Now I am far from pretending that it may not be capable of proof, or that it is not an important addition to our knowledge if proved, that certain motions in the particles of bodies are the conditions of the production of heat or light; that certain assignable physical modifications of the nerves may be the conditions not only of our sensations or emotions, but even of our thoughts; that certain mechanical and chemical conditions may, in the order of nature, be sufficient to determine to action the physiological laws of life. All I insist upon, in common with every thinker who entertains any clear idea of the logic of science, is, that it shall not be supposed that by proving these things one step would be made towards a real explanation of heat, light, or sensation; or that the generic peculiarity of those phenomena can be in the least degree evaded by any such discoveries, however well established. Let it be shown, for instance, that the most complex series of physical causes and effects succeed one another in the eye and in the brain to produce a sensation of colour; rays falling on the eye, refracted, converging, crossing one another, making an inverted image on the retina, and after this a motion—let it be a vibration, or a rush of nervous fluid, or whatever else you are pleased to suppose, along the optic nerve—a propagation of this motion to the brain itself, and as many more different motions as you choose; still, at the end of these motions, there is something which is not motion, there is a feeling or sensation of colour. Whatever number of motions we may be able to interpolate, and whether they be real or imaginary, we shall still find, at the end of the series, a motion antecedent and a colour consequent. The mode in which any one of the motions produces the next, may possibly be susceptible of explanation by some general law of motion: but the mode in which the last motion produces the sensation of colour, cannot be explained by any law of motion; it is the law of colour: which is, and must always remain, a peculiar thing. Where our consciousness recognises between two phenomena an inherent distinction; where we are sensible of a difference which is not merely of degree, and feel that no adding one of the phenomena to itself would produce the other; any theory which attempts to bring either under the laws of the other must be false; though a theory which merely treats the one as a cause or condition of the other, may possibly be true.

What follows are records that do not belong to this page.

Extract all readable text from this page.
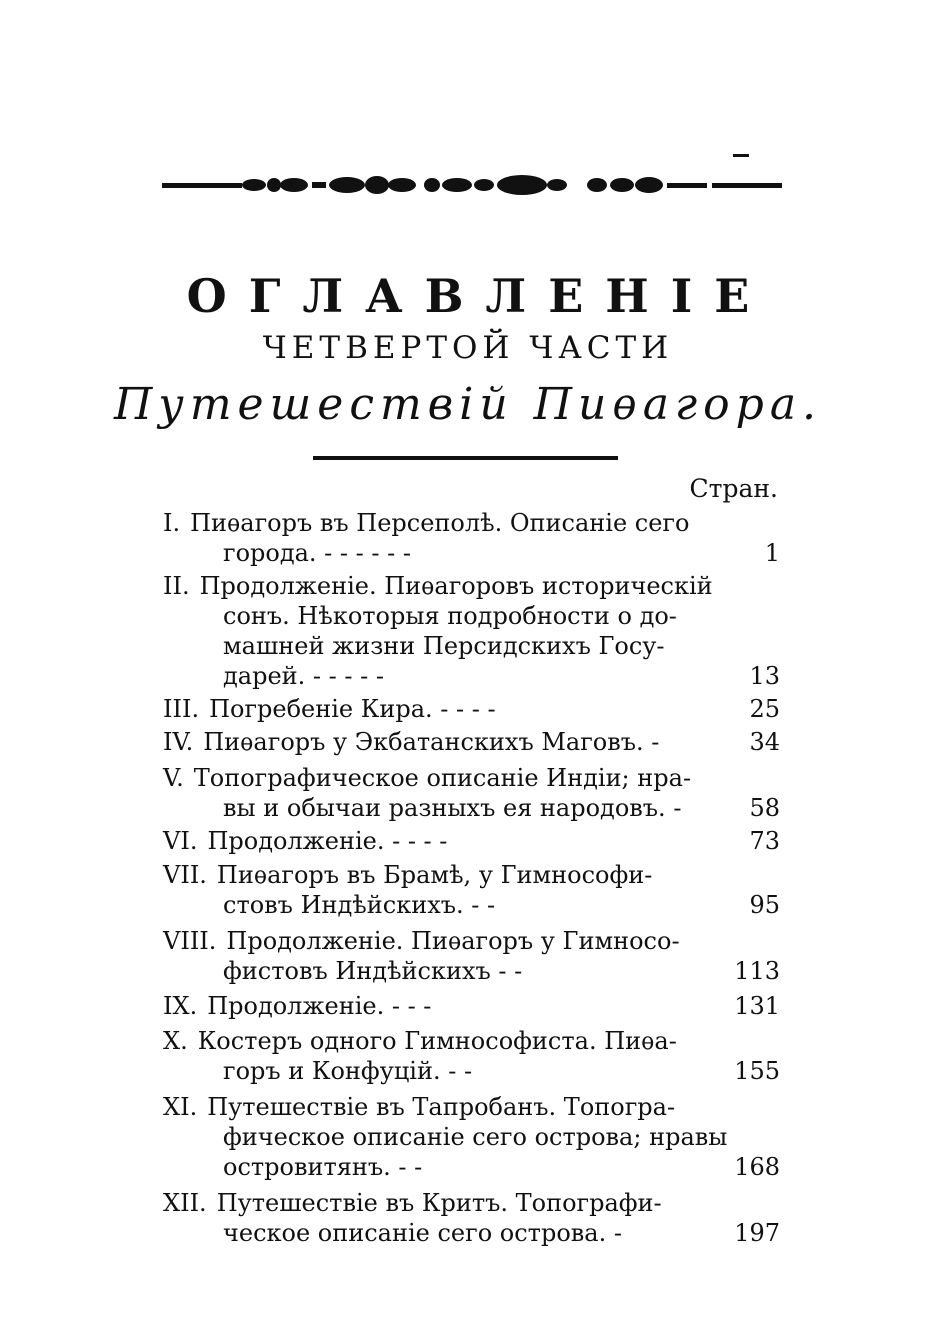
ОГЛАВЛЕНIЕ
ЧЕТВЕРТОЙ ЧАСТИ
Путешествiй Пиѳагора.
Стран.
I. Пиѳагоръ въ Персеполѣ. Описанiе сего
города. - - - - - -	1
II. Продолженiе. Пиѳагоровъ историческiй
сонъ. Нѣкоторыя подробности о до-
машней жизни Персидскихъ Госу-
дарей. - - - - -	13
III. Погребенiе Кира. - - - -	25
IV. Пиѳагоръ у Экбатанскихъ Маговъ. -	34
V. Топографическое описанiе Индiи; нра-
вы и обычаи разныхъ ея народовъ. -	58
VI. Продолженiе. - - - -	73
VII. Пиѳагоръ въ Брамѣ, у Гимнософи-
стовъ Индѣйскихъ. - -	95
VIII. Продолженiе. Пиѳагоръ у Гимносо-
фистовъ Индѣйскихъ - -	113
IX. Продолженiе. - - -	131
X. Костеръ одного Гимнософиста. Пиѳа-
горъ и Конфуцiй. - -	155
XI. Путешествiе въ Тапробанъ. Топогра-
фическое описанiе сего острова; нравы
островитянъ. - -	168
XII. Путешествiе въ Критъ. Топографи-
ческое описанiе сего острова. -	197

The biologist T.H. Huxley wrote in 1868:

But what consciousness is, we know not; and how it is that anything so remarkable as a state of consciousness comes about as the result of irritating nervous tissue, is just as unaccountable as the appearance of the Djin when Aladdin rubbed his lamp in the story, or as any other ultimate fact of nature.

The philosopher Thomas Nagel argued in 1974:

If physicalism is to be defended, the phenomenological features must themselves be given a physical account. But when we examine their subjective character it seems that such a result is impossible. The reason is that every subjective phenomenon is essentially connected with a single point of view, and it seems inevitable that an objective, physical theory will abandon that point of view.